Schnee von gestern
Wie überrascht war ich, als nach der langen sonnigen und warmen Periode im März genau mit dem April die Kälte noch einmal einbrach, und es sogar im Flachland schneite. Obwohl ich ihn abgeschirmt hatte, bangte ich um den Basilikum, den ich kurz zuvor in eine Kiste auf meinem Fensterbrett gepflanzt hatte. Zum Glück hat er den Kälteschock bis jetzt gut überstanden.
Der April macht, was er will, so sagt man. Der Übergang der Jahreszeiten verläuft nicht gradlinig, sondern ist mit Turbulenzen und Wetterkapriolen verbunden. Inzwischen kehrt die Wärme wieder zurück und damit die Hoffnung, dass der Frühling nun dauerhaft Einzug hält. Beim Spazierengehen konnte ich mich an den milderen Temperaturen erfreuen, und an der Sonne, die durch die Wolken blinzelte. Unterwegs begegneten mir auch ein paar schmutzig weisse Schneeflecken an schattigeren Plätzen im Wald. Letzte Überbleibsel einer kurzen winterlichen Episode. Buchstäblich Schnee von gestern.
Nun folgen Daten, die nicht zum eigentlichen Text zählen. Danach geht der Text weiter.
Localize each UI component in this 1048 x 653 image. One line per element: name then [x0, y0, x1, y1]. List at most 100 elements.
In Kirche und Gesellschaft entdecke ich seit einer Weile verschiedentlich Frühlingswetter: Menschen, die lieber miteinander statt gegeneinander handeln, die sich für den Respekt vor der Verschiedenheit und für den Schutz der Schöpfung einsetzen. Im Bistum Chur macht mir der neue „Verhaltenskodex zum Umgang mit Macht“ Hoffnung. Ich sehe darin das ernsthafte Bemühen, gegen missbräuchliche Verhaltensweisen und Strukturen vorzugehen.
Gesellschaftliche Aufbrüche verlaufen auch nicht gradlinig. Skepsis und Angst vor dem Neuen bremsen wie ein eisiger Gegenwind. Das Festhalten an alten Vorstellungen kann sogar gewaltförmig werden. Ich glaube an die Herzenswärme, die dem menschlichen und gesellschaftlichen Frühling Energie verleiht und alte Muster wegschmilzt wie die Sonne den Schnee von gestern.